Tüketicinin korunmasıyla ilgili yapılan çalışmalar, bir toplumun ekonomik ve sosyal yönden kalkınması, ülkede üretilen mal ve hizmetlerin kalitesinin yükselmesi ve rekabet ortamının sağlanmasıyla yakından ilgilidir. Bu bağlamda, sadece bu çalışmalarda payı bulunan taraflara değil, ekonomik faaliyetlere taraf olan biz tüketicilere de çok önemli sorumluluklar düşmektedir. Yasaların bizlere tanıdığı hakları kullanmaktan çekinmemeli ve hak arandıkça haksızlıkların azalacağını daima aklımızda tutmalıyız. Unutmamalıyız ki, sorumluluk bilincinin gelişmediği toplumlarda verilen hakların değeri özümsenemez ve sonuç olarak da bu haklar layıkıyla hayata geçirilemez.
Alışverişlerinde bilinçli hareket etmeye başlayan tüketicilerimiz, üreticilerimizi dünya standardında üretim yapmaya mecbur kılacak ve bu durum ekonomimizin bel kemiği olan sanayicilerimize dünya markalarıyla rekabette avantajlar sağlayacaktır. Bugünün rekabetçi ortamında pazarda yer almak isteyen işletmeler ürünlerde, hizmetlerde, iletişim çabalarında ve dağıtım sistemlerinde değer yaratan farklılıklar, yenilikler ve değişikliklerle tüketicilerin karşısına çıkacaklardır. Böylelikle, Türk ekonomisinin uluslararası pazarlarda rekabet edilebilirlik gücü, akılcı hareket eden, haklarının ve sorumluluklarının farkında olan, aşırı duygusallığa dayalı karar vermekten çekinen, eğitimli ve bilinçli tüketicilerin piyasada mevcut olan mal ve hizmetleri kalite, sağlık, güvenlik, çevre ve fiyat kriterlerine göre değerlendirerek alışveriş etmeleri ile büyüyecektir.

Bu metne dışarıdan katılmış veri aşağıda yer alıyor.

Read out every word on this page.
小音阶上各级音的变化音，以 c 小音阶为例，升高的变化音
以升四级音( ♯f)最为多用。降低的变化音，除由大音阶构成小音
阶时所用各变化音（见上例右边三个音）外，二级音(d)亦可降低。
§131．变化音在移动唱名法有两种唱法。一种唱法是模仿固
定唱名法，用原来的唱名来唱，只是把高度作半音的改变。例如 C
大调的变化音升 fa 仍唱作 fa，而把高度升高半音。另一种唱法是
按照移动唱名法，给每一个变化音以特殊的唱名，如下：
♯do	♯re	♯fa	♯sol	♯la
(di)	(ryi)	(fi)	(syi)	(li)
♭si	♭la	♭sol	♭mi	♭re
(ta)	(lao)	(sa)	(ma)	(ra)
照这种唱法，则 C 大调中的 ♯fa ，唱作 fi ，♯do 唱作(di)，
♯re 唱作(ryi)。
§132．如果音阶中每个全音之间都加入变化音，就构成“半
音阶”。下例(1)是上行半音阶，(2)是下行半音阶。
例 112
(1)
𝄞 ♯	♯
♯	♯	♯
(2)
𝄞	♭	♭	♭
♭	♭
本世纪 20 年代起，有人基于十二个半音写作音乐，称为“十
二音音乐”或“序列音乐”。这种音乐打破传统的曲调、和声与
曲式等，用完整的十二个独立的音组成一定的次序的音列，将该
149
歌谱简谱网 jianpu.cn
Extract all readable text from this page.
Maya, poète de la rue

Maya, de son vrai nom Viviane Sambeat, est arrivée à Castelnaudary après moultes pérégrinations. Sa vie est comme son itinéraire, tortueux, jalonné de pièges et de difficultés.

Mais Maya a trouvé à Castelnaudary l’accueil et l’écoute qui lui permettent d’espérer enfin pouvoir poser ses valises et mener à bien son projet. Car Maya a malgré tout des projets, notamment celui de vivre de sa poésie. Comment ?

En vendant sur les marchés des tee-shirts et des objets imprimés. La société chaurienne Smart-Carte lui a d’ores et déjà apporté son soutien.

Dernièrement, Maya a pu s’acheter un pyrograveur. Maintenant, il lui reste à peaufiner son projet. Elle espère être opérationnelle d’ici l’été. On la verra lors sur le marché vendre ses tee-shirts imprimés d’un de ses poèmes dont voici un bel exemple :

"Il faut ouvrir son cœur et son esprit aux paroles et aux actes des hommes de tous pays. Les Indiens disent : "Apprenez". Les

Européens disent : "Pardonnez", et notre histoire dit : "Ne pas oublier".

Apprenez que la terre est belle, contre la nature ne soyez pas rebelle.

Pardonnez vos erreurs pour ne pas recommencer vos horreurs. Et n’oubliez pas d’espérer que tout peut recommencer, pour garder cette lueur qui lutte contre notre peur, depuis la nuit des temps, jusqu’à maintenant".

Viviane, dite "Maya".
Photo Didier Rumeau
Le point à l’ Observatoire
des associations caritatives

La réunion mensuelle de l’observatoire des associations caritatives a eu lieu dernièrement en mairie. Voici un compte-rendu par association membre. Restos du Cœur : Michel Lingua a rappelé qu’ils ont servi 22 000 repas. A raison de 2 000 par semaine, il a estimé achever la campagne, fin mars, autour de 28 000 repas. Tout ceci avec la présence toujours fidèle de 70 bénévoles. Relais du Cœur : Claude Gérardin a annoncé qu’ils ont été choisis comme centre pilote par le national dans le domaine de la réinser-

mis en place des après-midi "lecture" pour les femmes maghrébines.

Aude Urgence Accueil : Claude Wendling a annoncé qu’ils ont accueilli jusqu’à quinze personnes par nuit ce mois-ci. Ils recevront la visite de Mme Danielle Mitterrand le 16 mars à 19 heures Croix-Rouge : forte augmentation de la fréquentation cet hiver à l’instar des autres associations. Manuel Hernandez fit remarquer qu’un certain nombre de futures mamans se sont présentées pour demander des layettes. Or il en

Tüketiciler, öncelikle sahip oldukları haklar ve bu haklara esas oluşturan yasalara ilişkin yeterli bilgi düzeyine sahip olmalıdır. Hepimizin bildiği gibi, ne kadar mükemmel yasal düzenlemeler hazırlanırsa hazırlansın, haklarını ve yükümlülüklerini bilmeyen satıcı, üretici ve tüketicilerin var olduğu piyasalarda bu yasaları tam anlamıyla uygulamak mümkün değildir. Günlük yaşamın bir parçası olan tüketici sorunlarının çözümü bilinçli tüketimden geçmektedir.